While there are very good cyclical arguments for an infrastructure boost in many countries, the question is whether this will generate enough growth to bring the finances back into balance in the long run. The average OECD country hasn't been in primary surplus (the balance of receipts over payments, before interest payments) since 2001, even though there was a boom in the mid-2000s. Ann Pettifor, an economist, argued that it is possible
by replacing low-paid insecure employment with full-skilled well-paid employment, government would expand tax take and could cut taxes
That certainly would be an outcome everyone would favour but it is not so easily done. Educating the workforce takes time, especially if you have to start at the school level. And it may be that the new industries in technology create a small number of well-paid high-skilled jobs, leaving the rest to low-paid service jobs.

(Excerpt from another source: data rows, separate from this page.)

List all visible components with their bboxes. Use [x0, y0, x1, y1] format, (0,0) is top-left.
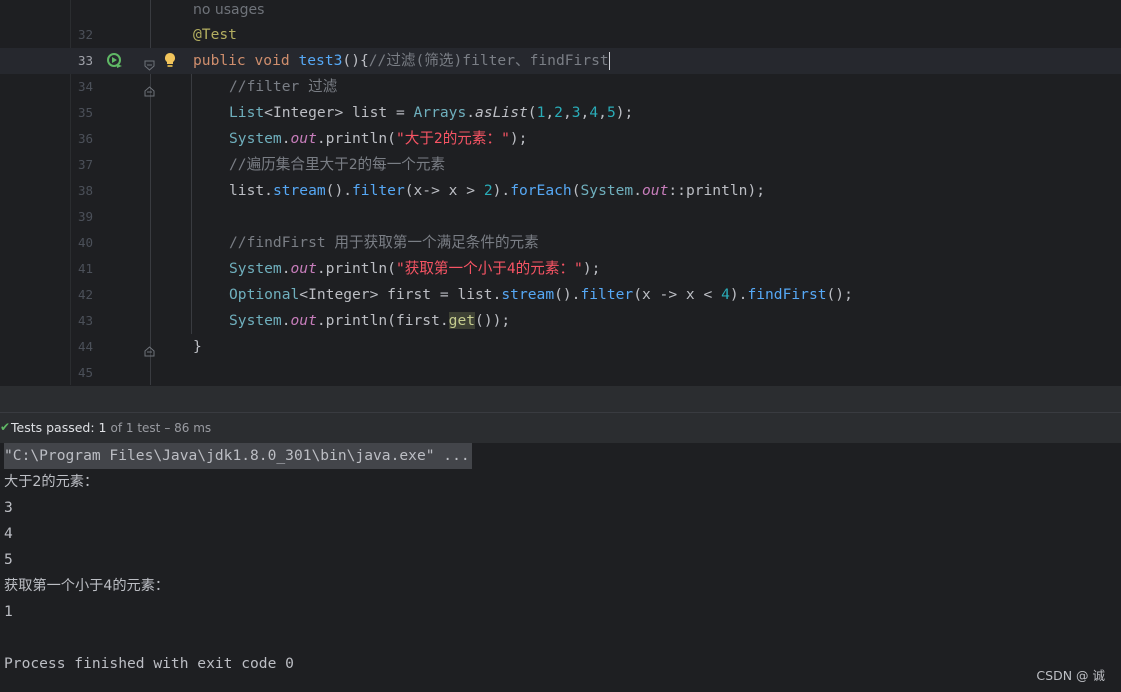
- line-number: 32: [77, 27, 93, 42]
- console-output-line: 4: [4, 525, 13, 542]
- test-status-text: Tests passed: 1 of 1 test – 86 ms: [11, 420, 212, 435]
- code-text[interactable]: //filter 过滤: [229, 74, 337, 100]
- code-text[interactable]: List<Integer> list = Arrays.asList(1,2,3…: [229, 100, 633, 126]
- code-text[interactable]: list.stream().filter(x-> x > 2).forEach(…: [229, 178, 765, 204]
- panel-divider[interactable]: [0, 385, 1121, 413]
- console-exit-message: Process finished with exit code 0: [4, 655, 294, 672]
- fold-icon[interactable]: [144, 56, 155, 71]
- line-number: 43: [77, 313, 93, 328]
- code-line[interactable]: 37 //遍历集合里大于2的每一个元素: [0, 152, 1121, 178]
- console-output-line: 获取第一个小于4的元素：: [4, 578, 170, 594]
- line-number: 34: [77, 79, 93, 94]
- code-line[interactable]: 45: [0, 360, 1121, 385]
- code-line[interactable]: 42 Optional<Integer> first = list.stream…: [0, 282, 1121, 308]
- highlighted-get[interactable]: get: [448, 312, 476, 329]
- console-output-line: 3: [4, 499, 13, 516]
- line-number: 36: [77, 131, 93, 146]
- code-text[interactable]: System.out.println("获取第一个小于4的元素：");: [229, 256, 600, 282]
- code-line[interactable]: 36 System.out.println("大于2的元素：");: [0, 126, 1121, 152]
- run-test-icon[interactable]: [106, 52, 124, 70]
- code-text[interactable]: System.out.println("大于2的元素：");: [229, 126, 527, 152]
- fold-icon[interactable]: [144, 342, 155, 357]
- line-number: 40: [77, 235, 93, 250]
- watermark: CSDN @ 诚: [1036, 668, 1105, 683]
- code-line[interactable]: 41 System.out.println("获取第一个小于4的元素：");: [0, 256, 1121, 282]
- fold-icon[interactable]: [144, 82, 155, 97]
- line-number: 42: [77, 287, 93, 302]
- code-line-hint: no usages: [0, 0, 1121, 23]
- check-icon: ✔: [0, 420, 11, 434]
- code-line[interactable]: 38 list.stream().filter(x-> x > 2).forEa…: [0, 178, 1121, 204]
- line-number: 37: [77, 157, 93, 172]
- console-command-line[interactable]: "C:\Program Files\Java\jdk1.8.0_301\bin\…: [4, 443, 472, 469]
- code-text[interactable]: System.out.println(first.get());: [229, 308, 510, 334]
- code-line[interactable]: 40 //findFirst 用于获取第一个满足条件的元素: [0, 230, 1121, 256]
- console-output-line: 1: [4, 603, 13, 620]
- code-text[interactable]: public void test3(){//过滤(筛选)filter、findF…: [193, 48, 610, 74]
- code-line[interactable]: 32 @Test: [0, 22, 1121, 48]
- code-editor[interactable]: no usages 32 @Test 33 public void test3(…: [0, 0, 1121, 385]
- code-text[interactable]: //findFirst 用于获取第一个满足条件的元素: [229, 230, 539, 256]
- line-number: 45: [77, 365, 93, 380]
- code-text[interactable]: //遍历集合里大于2的每一个元素: [229, 152, 445, 178]
- line-number: 38: [77, 183, 93, 198]
- code-line[interactable]: 35 List<Integer> list = Arrays.asList(1,…: [0, 100, 1121, 126]
- code-line[interactable]: 39: [0, 204, 1121, 230]
- code-line[interactable]: 44 }: [0, 334, 1121, 360]
- line-number: 39: [77, 209, 93, 224]
- test-status-bar: ✔ Tests passed: 1 of 1 test – 86 ms: [0, 412, 1121, 444]
- code-text[interactable]: Optional<Integer> first = list.stream().…: [229, 282, 853, 308]
- console-output-line: 大于2的元素：: [4, 474, 99, 490]
- run-console[interactable]: "C:\Program Files\Java\jdk1.8.0_301\bin\…: [0, 443, 1121, 692]
- code-line-current[interactable]: 33 public void test3(){//过滤(筛选)filter、fi…: [0, 48, 1121, 74]
- line-number: 35: [77, 105, 93, 120]
- line-number: 41: [77, 261, 93, 276]
- line-number: 33: [77, 53, 93, 68]
- code-text[interactable]: }: [193, 334, 202, 360]
- console-output-line: 5: [4, 551, 13, 568]
- text-caret: [608, 52, 610, 70]
- lightbulb-icon[interactable]: [164, 52, 176, 68]
- code-text[interactable]: @Test: [193, 22, 237, 48]
- line-number: 44: [77, 339, 93, 354]
- code-line[interactable]: 34 //filter 过滤: [0, 74, 1121, 100]
- usage-hint[interactable]: no usages: [193, 0, 264, 23]
- code-line[interactable]: 43 System.out.println(first.get());: [0, 308, 1121, 334]
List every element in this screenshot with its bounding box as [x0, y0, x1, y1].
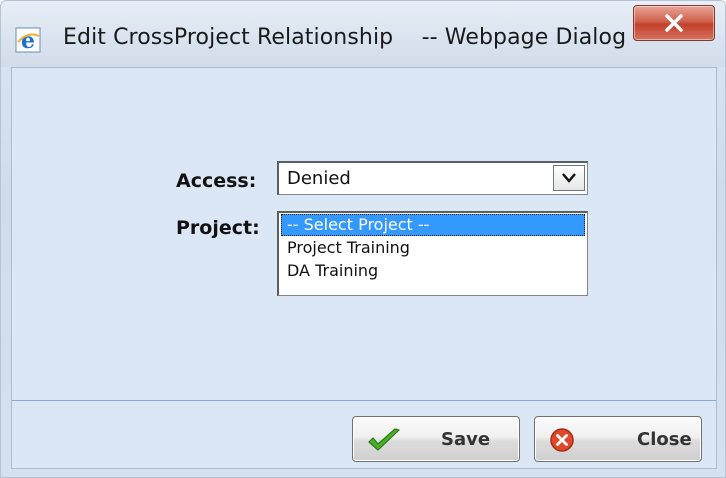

The fundamental problem is that OECD populations are getting older, which implies a steady increase in spending on health and pensions. That will make it very hard to bring overall spending down. Meanwhile the proportion of the population that is of working age is set to decline—not good for tax revenues. Governments could raise taxes but we live in an era of mobile people and companies. Indeed, it is probably no coincidence that British tax receipts started to fall from the 1980s onwards, when capital markets were liberalised. The top 1% of Britons pay 27% of all income tax receipts. Many of these people can go elsewhere—indeed quite a few of them are Europeans escaping high taxes in their own countries. Governments are competing to reduce corporation tax rates to attract multinationals. And as we have seen, there is no political will to raise taxes. This suggests there is a structural problem.
At the moment, the problem is not hitting home because of low rates. But imagine if today's debt levels were accompanied by 2000's yield levels; then interest payments would be 4.5% of GDP, more than double today's levels. And that of course would only make the financing problems even harder.
If as I suspect, government cannot raise the taxes needed to finance the spending their voters want, then we are in for permanent central bank intervention in the economy, with very low real rates. The big test is whether governments with a structural deficit can finance themselves cheaply—even with central bank help—over the long run.